Antique Children’s Fashion – Spring 1893
Little Boy’s Dress (left)- an exceedingly pretty coat dress for little boys; the pattern is cut in sizes to suit children from two to six years of age. For a boy of three it requires 1 7/8 yards of goods 36 inches wide.
This is a pretty model in which to make up a variety of goods in wool and in cotton. It will make a pretty dress in fine gingham, say in blue, with the ruffles, belt, cuffs and large ruffled collar in white linen. It is, in fact, very well suited for washable fabrics.
Little Girl’s Cloak (right)- for little girls from one to six years of age. For a girl of two years it takes 2 yards of 44 inch material. This little cloak will be pretty for spring wear made up in some light, fancy woolen, and should have its collar and cuffs in a harmonizing shade of plush or velvet.
Little Girl’s Dress (left) - suitable for a child of from two to six years of age. For a girl of six it requires 2 3/4 yards of material 44 inches wide. This model is suitable for making up in any of the thin woolens in vogue; it is also very pretty in gingham or chambray.
Misses Princess Dress (right)- suitable for girls from ten to sixteen years of age. It takes 4 3/4 yards of 44 inch material for a girl of thirteen years. This model is pretty made up in two materials, one serving for the sleeves and upper waist portion as well as for the skirt trimming of narrow flounces. Feather stitching decorates the suspender straps, the cuffs, the upper edge of the waist and the neck-band.
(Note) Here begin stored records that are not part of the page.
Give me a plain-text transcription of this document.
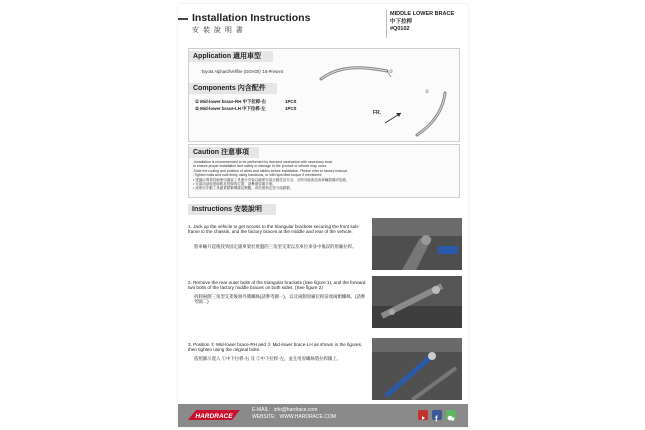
Installation Instructions
安 裝 說 明 書
MIDDLE LOWER BRACE
中下拉桿
#Q0102
Application 適用車型
Toyota Alphard/Vellfire (GGH30) '15-Present
Components 內含配件
① Mid-lower brace-RH 中下拉桿-右	1PCS
② Mid-lower brace-LH 中下拉桿-左	1PCS
②
①
FR.
Caution 注意事項
-Installation is recommended to be performed by licensed mechanics with necessary tools
to ensure proper installation and safety or damage to the product or vehicle may occur.
-Note the routing and position of wires and cables before installation. Please refer to factory manual.
-Tighten bolts and nuts firmly using handtools, or with specified torque if mentioned.
• 建議由專業技師使用適當工具進行安裝以確保安裝正確性及安全，否則可能會造成車輛損傷或危險。
• 安裝前請留意線路及管線的位置，請參照原廠手冊。
• 請使用手動工具確實鎖緊螺絲及螺帽，或依照指定扭力值鎖緊。
Instructions 安裝說明
1. Jack up the vehicle to get access to the triangular brackets securing the front sub-frame to the chassis, and the factory braces at the middle and rear of the vehicle.
將車輛升起後找到固定副車架於底盤的三角型支架以及車位車身中後段的原廠拉桿。
2. Remove the rear outer bolts of the triangular brackets (See figure 1), and the forward two bolts of the factory middle braces on both sides. (See figure 2)
拆卸兩側三角型支架後端外側螺絲(請參考圖一)，以及兩側原廠拉桿前端兩顆螺絲。(請參考圖二)
3. Position ① Mid-lower brace-RH and ② Mid-lower brace-LH as shown in the figures, then tighten using the original bolts.
依照圖示置入 ①中下拉桿-右 及 ②中下拉桿-左，並且用原螺絲將拉桿鎖上。
HARDRACE
E-MAIL：info@hardrace.com
WEBSITE：WWW.HARDRACE.COM	f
Washable fabrics are the most suitable for children’s garments, and for winter and spring they should nearly all be made of wool. Wool has several advantages over cotton and linen; it is warmer, more wholesome and protects the wearer from sudden weather changes. It has for children the inestimable advantage of being less inflammable than any other dress material, a great advantage, as children are so fond of playing with inflammable articles. In the writer’s childhood, her father insisted that all her garments with the exception of her pinafores should be of woolen material in winter, because he was a man who thought, and was given to foreseeing and preventing evils. He knew that fire has a fascination for young children and that they will play with it at every opportunity.